Furthermore, we discovered that the two sympatric populations in Roscoff are differentially sensitive: Ros-2NM is sensitive to tidal turbulence, and Ros-2FM is insensitive to tidal turbulence (S1M and S1O Fig). Although we tested the two zeitgebers moonlight and tidal turbulence separately in the laboratory, they are perceived together in the wild. Furthermore, as the timing of the tides changes along the Atlantic coast, their phase-relationship varies in different habitats [37]. Thus, if the two zeitgebers set the phase differently, losing sensitivity to one of them can be an evolutionary strategy to set the phase according to the most informative zeitgeber. In line with that, we find the same QTL locus harboring STAT-1 and CG022363 as one of the QTLs responsible for the phase-difference between Ros-2FM and Ros-2NM [53].

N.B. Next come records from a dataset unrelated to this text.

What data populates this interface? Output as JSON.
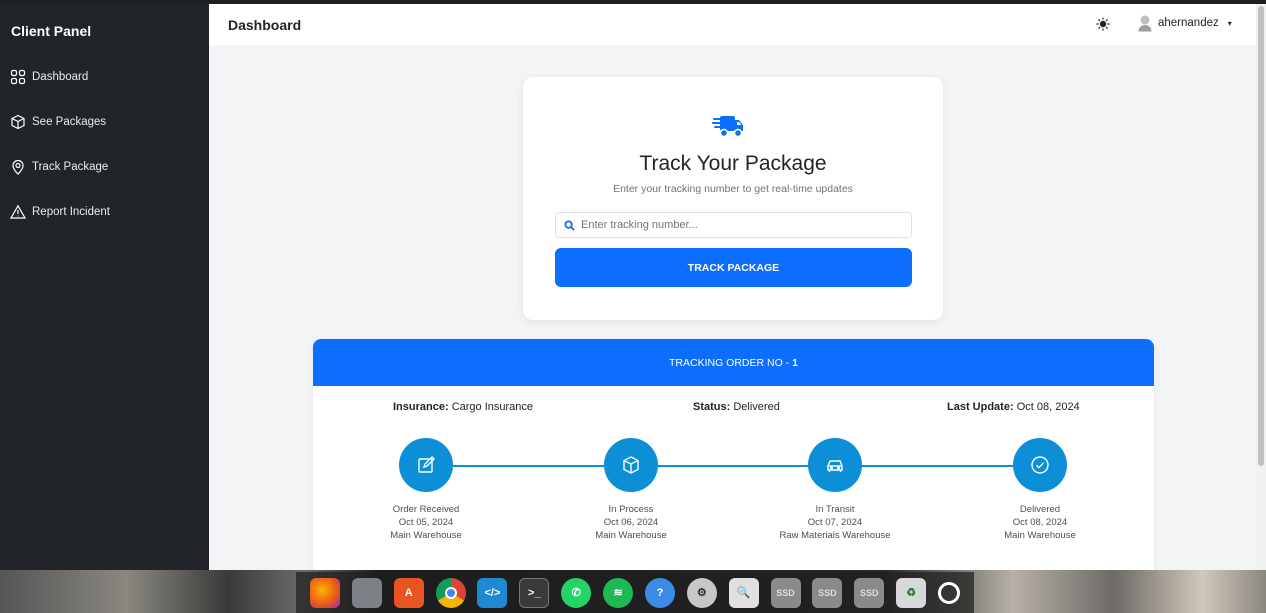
{
  "sidebar": {
    "title": "Client Panel",
    "items": [
      {
        "label": "Dashboard",
        "icon": "grid-icon"
      },
      {
        "label": "See Packages",
        "icon": "box-icon"
      },
      {
        "label": "Track Package",
        "icon": "location-pin-icon"
      },
      {
        "label": "Report Incident",
        "icon": "warning-triangle-icon"
      }
    ]
  },
  "topbar": {
    "title": "Dashboard",
    "username": "ahernandez",
    "caret": "▾"
  },
  "search_card": {
    "heading": "Track Your Package",
    "subtitle": "Enter your tracking number to get real-time updates",
    "placeholder": "Enter tracking number...",
    "button_label": "TRACK PACKAGE"
  },
  "tracking": {
    "header_prefix": "TRACKING ORDER NO -",
    "order_no": "1",
    "insurance_label": "Insurance:",
    "insurance_value": "Cargo Insurance",
    "status_label": "Status:",
    "status_value": "Delivered",
    "last_update_label": "Last Update:",
    "last_update_value": "Oct 08, 2024",
    "steps": [
      {
        "name": "Order Received",
        "date": "Oct 05, 2024",
        "location": "Main Warehouse",
        "icon": "edit-icon"
      },
      {
        "name": "In Process",
        "date": "Oct 06, 2024",
        "location": "Main Warehouse",
        "icon": "box-icon"
      },
      {
        "name": "In Transit",
        "date": "Oct 07, 2024",
        "location": "Raw Materials Warehouse",
        "icon": "car-icon"
      },
      {
        "name": "Delivered",
        "date": "Oct 08, 2024",
        "location": "Main Warehouse",
        "icon": "check-circle-icon"
      }
    ]
  },
  "taskbar": {
    "apps": [
      "firefox-icon",
      "files-icon",
      "app-center-icon",
      "chrome-icon",
      "vscode-icon",
      "terminal-icon",
      "whatsapp-icon",
      "spotify-icon",
      "help-icon",
      "settings-icon",
      "image-viewer-icon",
      "ssd-drive-icon",
      "ssd-drive-icon",
      "ssd-drive-icon",
      "trash-icon",
      "app-grid-icon"
    ],
    "drive_label": "SSD"
  },
  "colors": {
    "primary": "#0d6efd",
    "step_blue": "#0d8fd8",
    "sidebar_bg": "#212529"
  }
}
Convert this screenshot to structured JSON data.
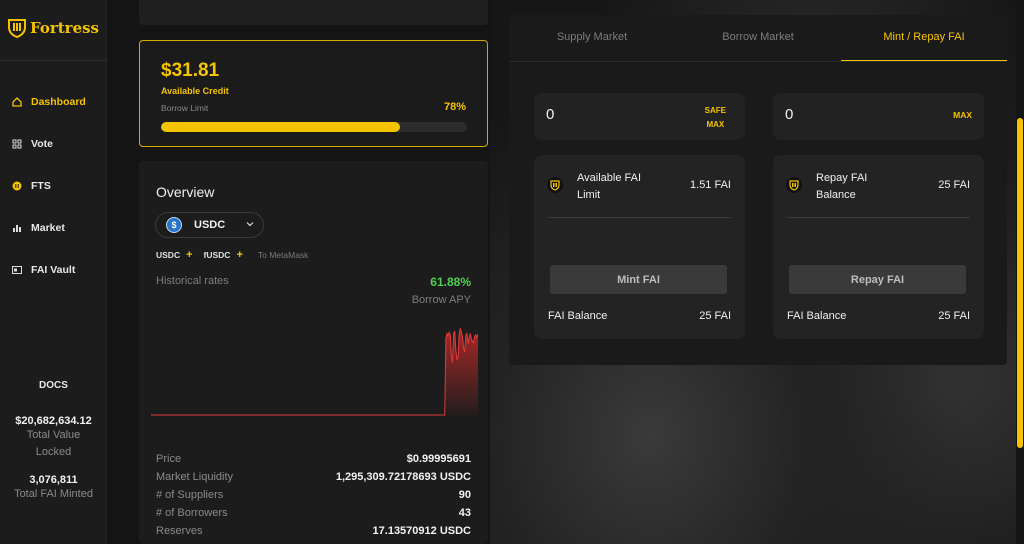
{
  "brand": {
    "name": "Fortress",
    "color": "#f5c400"
  },
  "sidebar": {
    "items": [
      {
        "label": "Dashboard",
        "icon": "home-icon",
        "active": true
      },
      {
        "label": "Vote",
        "icon": "grid-icon",
        "active": false
      },
      {
        "label": "FTS",
        "icon": "coin-icon",
        "active": false
      },
      {
        "label": "Market",
        "icon": "bar-chart-icon",
        "active": false
      },
      {
        "label": "FAI Vault",
        "icon": "vault-icon",
        "active": false
      }
    ],
    "docs": "DOCS",
    "tvl_value": "$20,682,634.12",
    "tvl_label_1": "Total Value",
    "tvl_label_2": "Locked",
    "fai_minted_value": "3,076,811",
    "fai_minted_label": "Total FAI Minted"
  },
  "credit": {
    "amount": "$31.81",
    "label": "Available Credit",
    "borrow_limit_label": "Borrow Limit",
    "borrow_limit_pct": "78%",
    "borrow_limit_fraction": 0.78
  },
  "overview": {
    "title": "Overview",
    "asset": "USDC",
    "asset_icon": "usdc-coin-icon",
    "token_a": "USDC",
    "token_b": "fUSDC",
    "add_symbol": "+",
    "metamask": "To MetaMask",
    "historical_label": "Historical rates",
    "apy_value": "61.88%",
    "apy_label": "Borrow APY",
    "rows": [
      {
        "k": "Price",
        "v": "$0.99995691"
      },
      {
        "k": "Market Liquidity",
        "v": "1,295,309.72178693 USDC"
      },
      {
        "k": "# of Suppliers",
        "v": "90"
      },
      {
        "k": "# of Borrowers",
        "v": "43"
      },
      {
        "k": "Reserves",
        "v": "17.13570912 USDC"
      }
    ]
  },
  "chart_data": {
    "type": "line",
    "title": "",
    "series": [
      {
        "values": [
          0,
          0,
          0,
          0,
          0,
          0,
          0,
          0,
          0,
          0,
          0,
          0,
          0,
          0,
          0,
          0,
          0,
          0,
          0,
          0,
          0,
          0,
          0,
          0,
          0,
          0,
          0,
          0,
          0,
          0,
          0,
          0,
          0,
          0,
          0,
          0,
          0,
          0,
          0,
          0,
          0,
          0,
          0,
          0,
          0,
          0,
          0,
          0,
          0,
          0,
          0,
          0,
          0,
          0,
          0,
          0,
          0,
          0,
          0,
          0,
          0,
          0,
          0,
          0,
          0,
          0,
          0,
          0,
          0,
          0,
          0,
          0,
          0,
          0,
          0,
          0,
          0,
          0,
          0,
          0,
          0,
          0,
          0,
          0,
          0,
          0,
          0,
          0,
          0,
          0,
          0,
          0,
          0,
          0,
          0,
          0,
          0,
          0,
          0,
          0,
          0,
          0,
          0,
          0,
          0,
          0,
          0,
          0,
          0,
          0,
          0,
          0,
          0,
          0,
          0,
          0,
          0,
          0,
          0,
          0,
          0,
          0,
          0,
          0,
          0,
          0,
          0,
          0,
          0,
          0,
          0,
          0,
          0,
          0,
          0,
          0,
          0,
          0,
          0,
          0,
          0,
          0,
          0,
          0,
          0,
          0,
          0,
          0,
          0,
          0,
          0,
          0,
          0,
          0,
          0,
          0,
          0,
          0,
          0,
          0,
          0,
          0,
          0,
          0,
          0,
          0,
          0,
          0,
          0,
          0,
          0,
          0,
          0,
          0,
          0,
          0,
          0,
          0,
          0,
          0,
          0,
          0,
          0,
          0,
          0,
          0,
          0,
          0,
          0,
          0,
          0,
          0,
          0,
          0,
          0,
          0,
          0,
          0,
          0,
          0,
          0,
          0,
          0,
          0,
          0,
          0,
          0,
          0,
          0,
          0,
          0,
          0,
          0,
          0,
          0,
          0,
          0,
          0,
          0,
          0,
          0,
          0,
          0,
          0,
          0,
          0,
          0,
          0,
          0,
          0,
          0,
          0,
          0,
          0,
          0,
          0,
          0,
          0,
          0,
          0,
          0,
          0,
          0,
          0,
          0,
          0,
          0,
          0,
          0,
          0,
          0,
          0,
          0,
          0,
          0,
          0,
          0,
          0,
          0,
          0,
          0,
          0,
          0,
          0,
          0,
          0,
          58,
          62,
          60,
          63,
          61,
          45,
          40,
          62,
          64,
          50,
          42,
          44,
          62,
          66,
          63,
          60,
          51,
          48,
          61,
          62,
          54,
          59,
          62,
          58,
          56,
          55,
          60,
          61,
          59,
          62
        ]
      }
    ],
    "color": "#e03a3a"
  },
  "fai": {
    "tabs": [
      {
        "label": "Supply Market",
        "active": false
      },
      {
        "label": "Borrow Market",
        "active": false
      },
      {
        "label": "Mint / Repay FAI",
        "active": true
      }
    ],
    "mint": {
      "input_value": "0",
      "safe_label": "SAFE",
      "max_label": "MAX",
      "title_1": "Available FAI",
      "title_2": "Limit",
      "value": "1.51 FAI",
      "button": "Mint FAI",
      "balance_label": "FAI Balance",
      "balance_value": "25 FAI"
    },
    "repay": {
      "input_value": "0",
      "max_label": "MAX",
      "title_1": "Repay FAI",
      "title_2": "Balance",
      "value": "25 FAI",
      "button": "Repay FAI",
      "balance_label": "FAI Balance",
      "balance_value": "25 FAI"
    }
  }
}
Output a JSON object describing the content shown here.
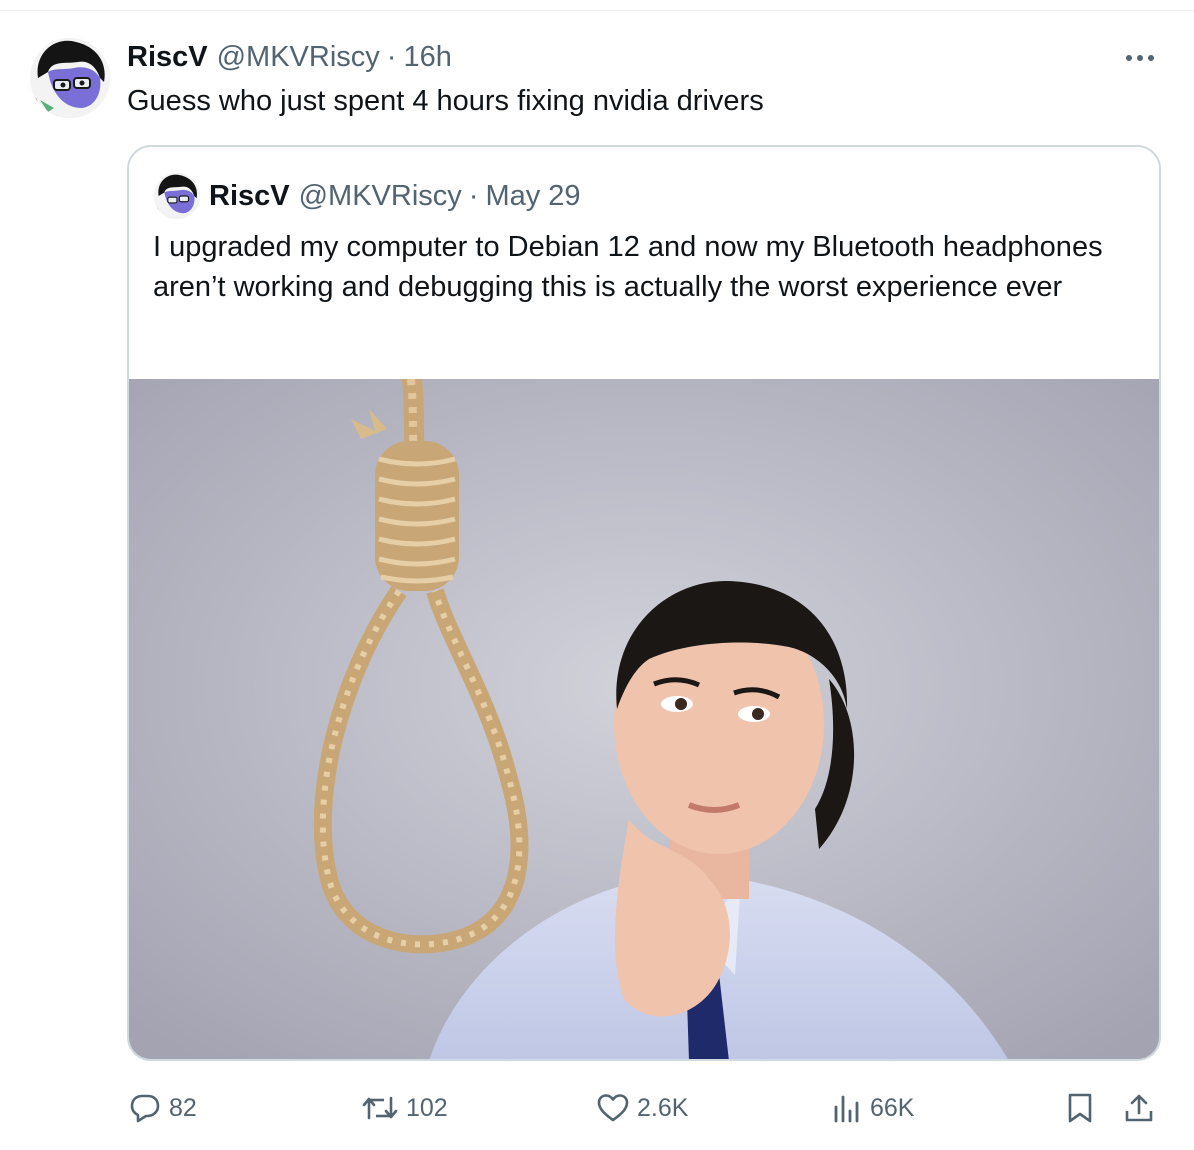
{
  "tweet": {
    "author_name": "RiscV",
    "author_handle": "@MKVRiscy",
    "separator": "·",
    "time": "16h",
    "text": "Guess who just spent 4 hours fixing nvidia drivers"
  },
  "quoted_tweet": {
    "author_name": "RiscV",
    "author_handle": "@MKVRiscy",
    "separator": "·",
    "time": "May 29",
    "text": "I upgraded my computer to Debian 12 and now my Bluetooth headphones aren’t working and debugging this is actually the worst experience ever"
  },
  "actions": {
    "replies": "82",
    "reposts": "102",
    "likes": "2.6K",
    "views": "66K"
  },
  "icons": {
    "more": "more-dots-icon",
    "reply": "reply-bubble-icon",
    "repost": "repost-icon",
    "like": "heart-icon",
    "views": "views-bar-chart-icon",
    "bookmark": "bookmark-icon",
    "share": "share-icon"
  },
  "colors": {
    "text_primary": "#0f1419",
    "text_secondary": "#536471",
    "border": "#cfd9de"
  }
}
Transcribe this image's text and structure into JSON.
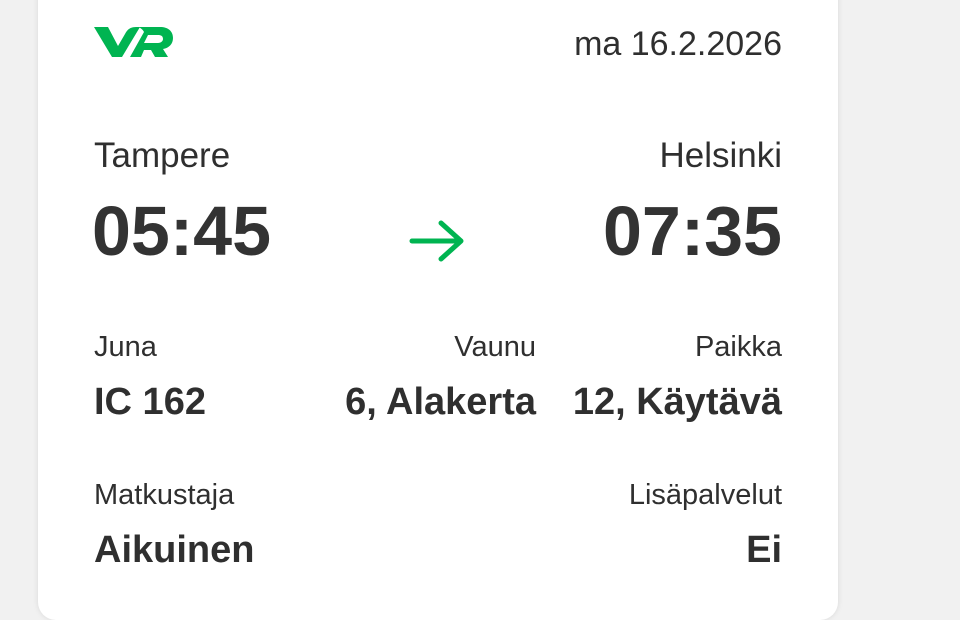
{
  "brand": {
    "logo_icon": "vr-logo-icon",
    "accent_color": "#00b451"
  },
  "ticket": {
    "date": "ma 16.2.2026",
    "origin": {
      "station": "Tampere",
      "time": "05:45"
    },
    "destination": {
      "station": "Helsinki",
      "time": "07:35"
    },
    "direction_icon": "arrow-right-icon",
    "details": {
      "train": {
        "label": "Juna",
        "value": "IC 162"
      },
      "car": {
        "label": "Vaunu",
        "value": "6, Alakerta"
      },
      "seat": {
        "label": "Paikka",
        "value": "12, Käytävä"
      },
      "passenger": {
        "label": "Matkustaja",
        "value": "Aikuinen"
      },
      "extras": {
        "label": "Lisäpalvelut",
        "value": "Ei"
      }
    }
  }
}
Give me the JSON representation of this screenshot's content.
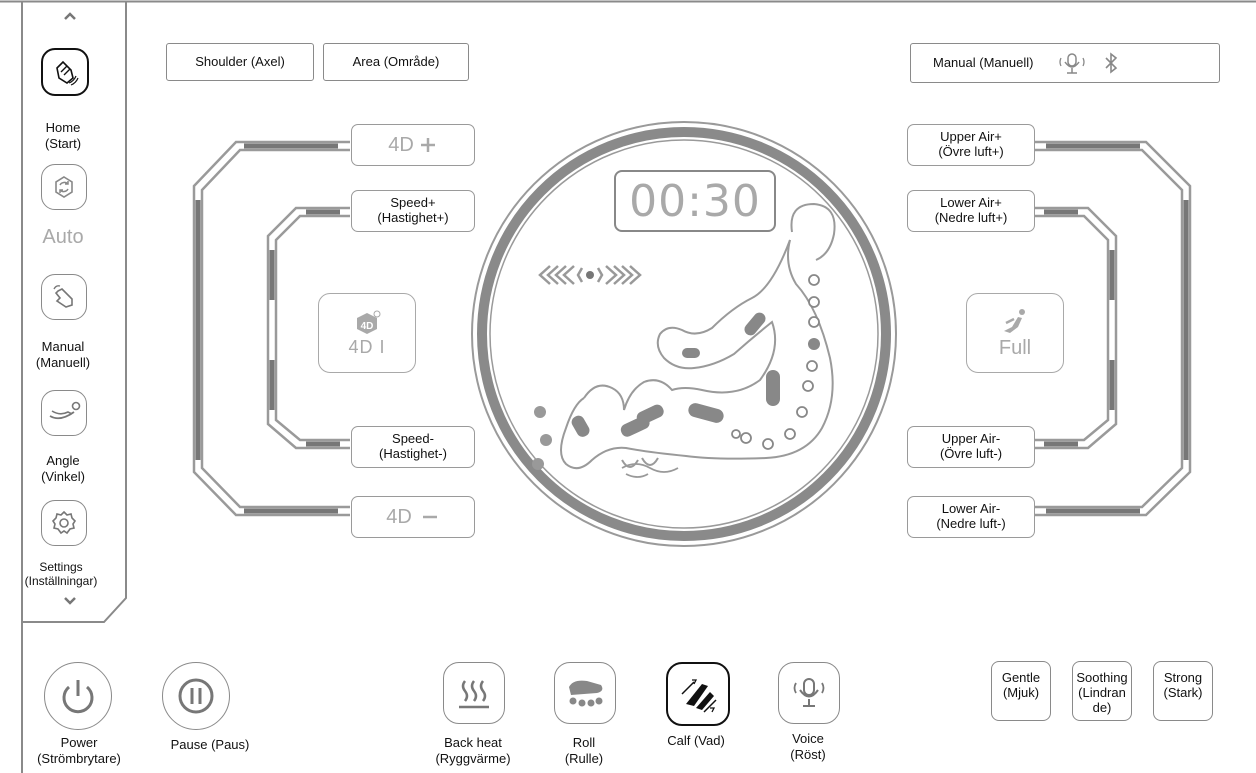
{
  "sidebar": {
    "scroll_up_icon": "chevron-up-icon",
    "scroll_down_icon": "chevron-down-icon",
    "items": [
      {
        "name": "home",
        "label": "Home\n(Start)",
        "icon": "hand-icon",
        "active": true
      },
      {
        "name": "auto",
        "label": "Auto",
        "icon": "sync-icon",
        "active": false
      },
      {
        "name": "manual",
        "label": "Manual\n(Manuell)",
        "icon": "pointing-hand-icon",
        "active": false
      },
      {
        "name": "angle",
        "label": "Angle\n(Vinkel)",
        "icon": "recline-icon",
        "active": false
      },
      {
        "name": "settings",
        "label": "Settings\n(Inställningar)",
        "icon": "gear-icon",
        "active": false
      }
    ]
  },
  "top": {
    "shoulder_label": "Shoulder (Axel)",
    "area_label": "Area (Område)",
    "mode_label": "Manual (Manuell)",
    "voice_icon": "microphone-icon",
    "bluetooth_icon": "bluetooth-icon"
  },
  "left_controls": {
    "fourd_plus": "4D",
    "speed_plus": "Speed+\n(Hastighet+)",
    "speed_minus": "Speed-\n(Hastighet-)",
    "fourd_minus": "4D",
    "mode_box_label": "4D I"
  },
  "right_controls": {
    "upper_air_plus": "Upper Air+\n(Övre luft+)",
    "lower_air_plus": "Lower Air+\n(Nedre luft+)",
    "upper_air_minus": "Upper Air-\n(Övre luft-)",
    "lower_air_minus": "Lower Air-\n(Nedre luft-)",
    "mode_box_label": "Full"
  },
  "center": {
    "timer": "00:30"
  },
  "bottom": {
    "power_label": "Power\n(Strömbrytare)",
    "pause_label": "Pause (Paus)",
    "back_heat_label": "Back heat\n(Ryggvärme)",
    "roll_label": "Roll\n(Rulle)",
    "calf_label": "Calf (Vad)",
    "voice_label": "Voice\n(Röst)",
    "gentle_label": "Gentle\n(Mjuk)",
    "soothing_label": "Soothing\n(Lindran\nde)",
    "strong_label": "Strong\n(Stark)"
  },
  "colors": {
    "frame": "#8a8a8a",
    "inactive": "#a9a9a9",
    "active": "#111111"
  }
}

Genes responsible for the loss of sensitivity to tidal turbulence in Ros-2FM

Tidal turbulence is a vibration, perceived by the mechanosensory nervous system, and mechanosensory pathways are even in model organisms still largely unknown. Most molecular players were identified in genetic screens on phenotypes associated with defects in mechanosensory systems in Drosophila melanogaster, Caenorhabditis elegans, and Mus musculus [54]. Genes found in these analyses are not only directly involved in mechanosensation. They include ion channels, the tethering of the ion channels, extracellular matrix and cytoskeleton; but also indirectly the development of the sensory organs or the function and development of the cells downstream in the neuronal circuits [54]. Many complex phenotypes are polygenic in origin, which makes simple gene–function relationships hard to infer. Additionally, mutations in regulatory regions, rather than mutations in coding regions, are found to shape most emerging phenotypes [52]. Similarly, the loss of complex phenotypes has been shown to be driven by divergence in cis-modulatory elements of developmental genes in the loss of limbs in snakes and degeneration of eyes in subterranean mammals [55]. Interestingly, here we also found that the majority of potentially causal SNPs hit intergenic regions (S11C Fig and S6 Table), suggesting they are rather affecting regulatory elements. Therefore, we investigated both, the region of the genome with the highest association score (Fig 3C), but also other potential candidate genes that showed up in the association analysis with BayPass (S12S15 Figs and S6 and S7 Tables), irrespective of whether there was a signature of selection at these loci.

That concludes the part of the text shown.